I was going to write my blog about Project 2025, the Republican Party's repulsive 900-page guideline on their plans to deconstruct the American government and rebuild our country into a conservative white man's orgiastic wet dream under an expected Trump presidency.
You know, immigrant detention camps. Christian nationalism. Voter suppression. The end of medicare and social security. Stuff like that.
And then the rifle shots rang out, like they often do in this country. The shots were aimed at Donald Trump himself, giving a campaign speech in a rally in Butler, PA., yesterday.
Those shots changed everything, I think. In what was essentially a 50-50 campaign for the presidency against incumbent Joe Biden, yesterday's horrific events (one person was killed and two others were critically wounded for doing nothing more than attending a carnival barker's sideshow) will virtually hand Trump the keys to the Oval Office. As well as the nuclear codes. And state secrets. Again.
Trump luckily suffered only a grazed ear in the shooting, but the blood trickling down his face will serve him well in campaign posters, maybe as soon as tomorrow when the Republican National Convention begins in Milwaukee. He now looks like a war hero, after all. As the former Commander in Chief, does Pvt. Bonespurs qualify for the Purple Heart? The Congressional Medal of Honor? Stay tuned.
But now he will have an element of sympathy behind him, as well as the anger of his retribution and a sense of martyrdom. All of this, and perhaps more, will carry Trump into the presidency and there's nothing the Democrats can do about it. I bet Trump's poll numbers take a 10-point bounce. His voters are energized more than ever by this event.

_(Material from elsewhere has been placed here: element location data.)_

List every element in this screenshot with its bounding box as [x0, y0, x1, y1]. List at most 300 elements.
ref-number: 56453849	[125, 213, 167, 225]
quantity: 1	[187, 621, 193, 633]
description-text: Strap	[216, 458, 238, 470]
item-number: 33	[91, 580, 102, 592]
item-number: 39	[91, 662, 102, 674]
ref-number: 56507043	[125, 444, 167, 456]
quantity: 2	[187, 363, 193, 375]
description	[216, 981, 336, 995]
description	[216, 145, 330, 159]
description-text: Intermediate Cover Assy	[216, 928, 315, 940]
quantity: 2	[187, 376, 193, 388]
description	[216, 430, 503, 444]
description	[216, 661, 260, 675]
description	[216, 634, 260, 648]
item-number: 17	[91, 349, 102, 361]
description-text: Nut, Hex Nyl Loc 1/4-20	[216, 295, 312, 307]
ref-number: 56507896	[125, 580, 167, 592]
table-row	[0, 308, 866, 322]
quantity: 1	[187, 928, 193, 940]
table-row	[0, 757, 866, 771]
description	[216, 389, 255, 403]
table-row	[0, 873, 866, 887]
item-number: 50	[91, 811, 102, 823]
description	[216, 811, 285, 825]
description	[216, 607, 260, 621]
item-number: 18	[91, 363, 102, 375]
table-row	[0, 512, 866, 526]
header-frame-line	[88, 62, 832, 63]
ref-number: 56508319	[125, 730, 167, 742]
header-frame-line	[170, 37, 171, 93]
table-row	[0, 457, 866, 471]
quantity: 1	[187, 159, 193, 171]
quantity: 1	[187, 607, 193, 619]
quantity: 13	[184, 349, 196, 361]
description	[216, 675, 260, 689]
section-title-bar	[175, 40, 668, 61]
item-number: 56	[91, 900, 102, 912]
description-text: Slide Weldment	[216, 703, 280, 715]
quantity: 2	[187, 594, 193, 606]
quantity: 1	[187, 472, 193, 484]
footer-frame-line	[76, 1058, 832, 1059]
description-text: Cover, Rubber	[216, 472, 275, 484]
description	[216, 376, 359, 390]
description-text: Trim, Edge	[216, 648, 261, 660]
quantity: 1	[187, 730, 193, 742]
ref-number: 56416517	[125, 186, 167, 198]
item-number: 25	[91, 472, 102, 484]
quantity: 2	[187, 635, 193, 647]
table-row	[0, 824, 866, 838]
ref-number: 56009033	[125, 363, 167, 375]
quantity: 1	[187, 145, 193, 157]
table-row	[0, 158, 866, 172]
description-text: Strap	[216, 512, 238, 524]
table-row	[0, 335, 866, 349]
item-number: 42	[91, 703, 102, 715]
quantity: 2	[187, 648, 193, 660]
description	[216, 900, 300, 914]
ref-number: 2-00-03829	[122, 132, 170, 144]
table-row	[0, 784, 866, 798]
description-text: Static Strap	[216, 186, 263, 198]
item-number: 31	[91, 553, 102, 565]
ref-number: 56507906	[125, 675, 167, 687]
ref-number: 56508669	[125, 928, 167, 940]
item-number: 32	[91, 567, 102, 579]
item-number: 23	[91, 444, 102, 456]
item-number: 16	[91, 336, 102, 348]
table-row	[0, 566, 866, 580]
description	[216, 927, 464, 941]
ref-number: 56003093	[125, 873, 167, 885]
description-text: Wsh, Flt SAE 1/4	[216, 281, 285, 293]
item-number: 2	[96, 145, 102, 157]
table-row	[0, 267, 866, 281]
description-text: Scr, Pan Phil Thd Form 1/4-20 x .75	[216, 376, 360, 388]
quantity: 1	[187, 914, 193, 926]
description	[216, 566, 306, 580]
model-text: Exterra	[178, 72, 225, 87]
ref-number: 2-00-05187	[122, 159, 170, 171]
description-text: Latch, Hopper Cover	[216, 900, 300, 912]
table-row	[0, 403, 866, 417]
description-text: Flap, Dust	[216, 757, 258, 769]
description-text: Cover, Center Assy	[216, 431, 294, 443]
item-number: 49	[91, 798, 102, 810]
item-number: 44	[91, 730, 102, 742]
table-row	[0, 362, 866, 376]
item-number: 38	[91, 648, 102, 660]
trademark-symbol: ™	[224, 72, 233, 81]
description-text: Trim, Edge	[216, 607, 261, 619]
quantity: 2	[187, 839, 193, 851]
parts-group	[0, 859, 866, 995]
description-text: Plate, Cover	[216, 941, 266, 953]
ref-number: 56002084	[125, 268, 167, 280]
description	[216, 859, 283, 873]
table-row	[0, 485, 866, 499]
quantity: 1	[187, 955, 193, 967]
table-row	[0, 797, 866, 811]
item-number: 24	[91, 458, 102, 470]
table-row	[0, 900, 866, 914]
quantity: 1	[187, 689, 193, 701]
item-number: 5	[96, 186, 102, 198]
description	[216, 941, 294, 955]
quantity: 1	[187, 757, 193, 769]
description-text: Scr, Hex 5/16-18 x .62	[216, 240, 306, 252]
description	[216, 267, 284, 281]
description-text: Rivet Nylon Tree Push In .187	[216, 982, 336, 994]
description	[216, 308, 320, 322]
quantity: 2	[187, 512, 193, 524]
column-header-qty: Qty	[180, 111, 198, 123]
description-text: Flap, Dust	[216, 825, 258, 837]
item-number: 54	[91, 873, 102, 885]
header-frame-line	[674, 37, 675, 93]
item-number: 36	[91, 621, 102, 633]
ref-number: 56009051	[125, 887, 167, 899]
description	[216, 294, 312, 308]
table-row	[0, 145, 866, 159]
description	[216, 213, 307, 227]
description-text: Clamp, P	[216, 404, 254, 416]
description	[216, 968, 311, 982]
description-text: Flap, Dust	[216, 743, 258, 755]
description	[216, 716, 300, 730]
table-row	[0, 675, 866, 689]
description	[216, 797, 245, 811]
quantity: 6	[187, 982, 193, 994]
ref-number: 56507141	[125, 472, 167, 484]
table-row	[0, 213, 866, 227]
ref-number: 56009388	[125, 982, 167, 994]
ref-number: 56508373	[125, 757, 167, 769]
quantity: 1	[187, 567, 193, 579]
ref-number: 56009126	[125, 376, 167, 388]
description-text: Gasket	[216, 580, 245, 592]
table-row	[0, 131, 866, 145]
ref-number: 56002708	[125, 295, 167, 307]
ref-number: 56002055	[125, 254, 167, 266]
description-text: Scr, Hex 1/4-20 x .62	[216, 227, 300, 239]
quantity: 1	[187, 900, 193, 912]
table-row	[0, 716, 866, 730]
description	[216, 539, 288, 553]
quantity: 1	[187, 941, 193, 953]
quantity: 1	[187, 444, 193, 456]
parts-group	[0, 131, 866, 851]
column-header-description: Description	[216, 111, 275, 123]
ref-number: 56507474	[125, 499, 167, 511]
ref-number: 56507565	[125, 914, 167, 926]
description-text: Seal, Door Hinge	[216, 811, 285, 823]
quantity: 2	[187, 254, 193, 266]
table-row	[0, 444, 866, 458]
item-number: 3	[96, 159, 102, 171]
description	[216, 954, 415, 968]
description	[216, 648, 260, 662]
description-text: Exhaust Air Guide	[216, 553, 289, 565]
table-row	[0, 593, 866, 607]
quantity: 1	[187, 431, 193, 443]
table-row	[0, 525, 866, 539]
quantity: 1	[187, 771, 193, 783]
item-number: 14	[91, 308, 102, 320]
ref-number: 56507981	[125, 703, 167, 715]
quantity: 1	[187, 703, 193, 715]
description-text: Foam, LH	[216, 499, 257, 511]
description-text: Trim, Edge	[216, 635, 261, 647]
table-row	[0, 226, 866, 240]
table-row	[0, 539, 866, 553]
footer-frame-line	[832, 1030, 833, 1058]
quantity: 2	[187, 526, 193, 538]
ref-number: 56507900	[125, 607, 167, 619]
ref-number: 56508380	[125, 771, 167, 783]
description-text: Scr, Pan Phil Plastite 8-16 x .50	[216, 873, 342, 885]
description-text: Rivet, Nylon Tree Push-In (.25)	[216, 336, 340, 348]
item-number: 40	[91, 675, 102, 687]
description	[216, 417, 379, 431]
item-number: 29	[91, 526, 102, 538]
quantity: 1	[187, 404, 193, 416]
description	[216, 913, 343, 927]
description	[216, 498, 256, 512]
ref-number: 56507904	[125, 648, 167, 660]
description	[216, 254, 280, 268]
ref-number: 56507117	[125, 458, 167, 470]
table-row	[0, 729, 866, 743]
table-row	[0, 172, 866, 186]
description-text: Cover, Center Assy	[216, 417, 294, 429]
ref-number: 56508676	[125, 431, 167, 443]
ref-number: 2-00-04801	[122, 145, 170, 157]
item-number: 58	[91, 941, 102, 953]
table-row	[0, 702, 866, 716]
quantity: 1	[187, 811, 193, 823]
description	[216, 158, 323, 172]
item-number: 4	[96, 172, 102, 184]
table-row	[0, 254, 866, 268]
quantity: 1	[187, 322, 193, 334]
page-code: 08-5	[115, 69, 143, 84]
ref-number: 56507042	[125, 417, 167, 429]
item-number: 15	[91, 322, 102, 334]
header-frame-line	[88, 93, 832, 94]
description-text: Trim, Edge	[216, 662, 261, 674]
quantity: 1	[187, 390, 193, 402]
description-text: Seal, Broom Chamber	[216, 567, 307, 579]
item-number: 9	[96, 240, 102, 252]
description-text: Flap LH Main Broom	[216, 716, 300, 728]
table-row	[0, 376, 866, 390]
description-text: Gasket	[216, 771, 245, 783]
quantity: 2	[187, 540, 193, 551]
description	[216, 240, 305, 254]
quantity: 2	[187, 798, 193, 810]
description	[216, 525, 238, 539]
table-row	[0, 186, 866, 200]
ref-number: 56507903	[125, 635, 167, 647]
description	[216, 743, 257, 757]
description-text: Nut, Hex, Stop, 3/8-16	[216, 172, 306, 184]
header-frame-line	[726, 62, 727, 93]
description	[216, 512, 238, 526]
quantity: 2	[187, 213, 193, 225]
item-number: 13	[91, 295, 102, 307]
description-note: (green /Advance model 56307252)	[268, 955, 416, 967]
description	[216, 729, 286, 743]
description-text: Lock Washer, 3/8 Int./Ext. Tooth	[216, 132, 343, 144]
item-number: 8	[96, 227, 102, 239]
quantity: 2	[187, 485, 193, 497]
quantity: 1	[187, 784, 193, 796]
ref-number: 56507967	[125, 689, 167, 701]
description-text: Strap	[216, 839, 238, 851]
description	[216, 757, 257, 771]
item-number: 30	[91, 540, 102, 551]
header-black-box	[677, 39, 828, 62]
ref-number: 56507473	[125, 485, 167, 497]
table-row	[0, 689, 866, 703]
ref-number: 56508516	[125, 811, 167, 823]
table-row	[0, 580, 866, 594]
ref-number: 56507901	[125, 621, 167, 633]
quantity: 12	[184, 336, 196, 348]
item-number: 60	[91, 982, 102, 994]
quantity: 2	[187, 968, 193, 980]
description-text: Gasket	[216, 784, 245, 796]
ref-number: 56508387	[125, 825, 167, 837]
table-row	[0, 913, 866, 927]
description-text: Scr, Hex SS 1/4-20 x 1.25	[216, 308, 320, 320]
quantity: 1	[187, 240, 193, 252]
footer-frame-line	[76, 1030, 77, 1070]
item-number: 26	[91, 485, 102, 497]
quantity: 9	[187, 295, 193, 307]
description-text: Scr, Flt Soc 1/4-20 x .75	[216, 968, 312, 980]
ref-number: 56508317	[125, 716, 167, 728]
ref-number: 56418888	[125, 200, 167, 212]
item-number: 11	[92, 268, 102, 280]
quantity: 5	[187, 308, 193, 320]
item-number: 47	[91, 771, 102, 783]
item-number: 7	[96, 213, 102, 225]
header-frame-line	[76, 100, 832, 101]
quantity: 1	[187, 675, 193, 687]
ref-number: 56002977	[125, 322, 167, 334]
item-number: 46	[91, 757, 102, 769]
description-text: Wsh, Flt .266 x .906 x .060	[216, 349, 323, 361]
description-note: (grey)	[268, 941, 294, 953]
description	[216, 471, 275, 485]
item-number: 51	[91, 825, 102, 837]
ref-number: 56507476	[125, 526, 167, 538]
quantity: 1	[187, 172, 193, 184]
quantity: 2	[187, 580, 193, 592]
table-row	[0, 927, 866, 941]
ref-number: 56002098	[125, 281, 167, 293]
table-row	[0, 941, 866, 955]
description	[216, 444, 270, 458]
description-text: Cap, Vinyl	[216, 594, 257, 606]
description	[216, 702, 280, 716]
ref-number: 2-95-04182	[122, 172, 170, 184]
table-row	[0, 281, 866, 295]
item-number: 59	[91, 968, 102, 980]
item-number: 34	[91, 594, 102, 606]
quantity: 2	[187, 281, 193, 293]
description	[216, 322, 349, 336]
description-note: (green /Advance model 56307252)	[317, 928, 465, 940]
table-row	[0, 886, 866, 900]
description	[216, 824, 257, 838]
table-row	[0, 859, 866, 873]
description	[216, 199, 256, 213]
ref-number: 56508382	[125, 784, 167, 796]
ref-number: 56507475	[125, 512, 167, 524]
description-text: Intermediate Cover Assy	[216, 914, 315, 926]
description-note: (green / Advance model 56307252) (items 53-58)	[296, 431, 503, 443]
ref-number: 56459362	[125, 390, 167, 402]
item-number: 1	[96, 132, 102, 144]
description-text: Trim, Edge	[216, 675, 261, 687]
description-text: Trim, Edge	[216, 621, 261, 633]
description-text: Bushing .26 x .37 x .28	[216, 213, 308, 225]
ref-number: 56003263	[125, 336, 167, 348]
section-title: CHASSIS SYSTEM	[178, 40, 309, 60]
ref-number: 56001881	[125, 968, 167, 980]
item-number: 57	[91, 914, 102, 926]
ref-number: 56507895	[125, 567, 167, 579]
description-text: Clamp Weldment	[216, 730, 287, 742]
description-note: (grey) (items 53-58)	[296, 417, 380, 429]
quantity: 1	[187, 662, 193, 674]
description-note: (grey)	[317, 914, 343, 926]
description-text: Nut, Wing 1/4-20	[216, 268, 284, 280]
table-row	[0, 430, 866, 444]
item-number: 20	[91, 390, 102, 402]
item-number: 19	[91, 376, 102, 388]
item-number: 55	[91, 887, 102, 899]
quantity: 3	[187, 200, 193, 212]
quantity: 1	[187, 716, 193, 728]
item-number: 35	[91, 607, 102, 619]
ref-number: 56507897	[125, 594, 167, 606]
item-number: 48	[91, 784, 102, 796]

Already conspiracy theorists are claiming that this was a deep state CIA operation, but early indications are that the shooter, Thomas Matthew Crooks, now deceased, was just two years out of high school and was a registered Republican. I wonder how that little tidbit will fit into the overall scheme of things?
I want to say that assassinations only happen in banana republics, but the United States host lost four of its presidents in the last 235 years (dating back to the ratification of the Constitution in 1789). That comes out to one murdered president every 59 years. Throw in attempts to Gerald Ford and Ronald Reagan and then to candidates like George Wallace and Robert Kennedy, well, assassination is something of an American tradition. If we disagree with someone, shoot them.
So does the conversation turn once again to guns? Probably should. Probably won't.
In the meantime, we're probably four months away from another Trump presidency. Four months away from the implementation of Project 2025. Four months away from more Trumpian chaos and insanity. Four months away from the possible end to the American experiment in democracy.
Everything is changing. Except this: Trump is still an adjudicated rapist. He's still guilty of fraud. And he is still a 34-times convicted felon.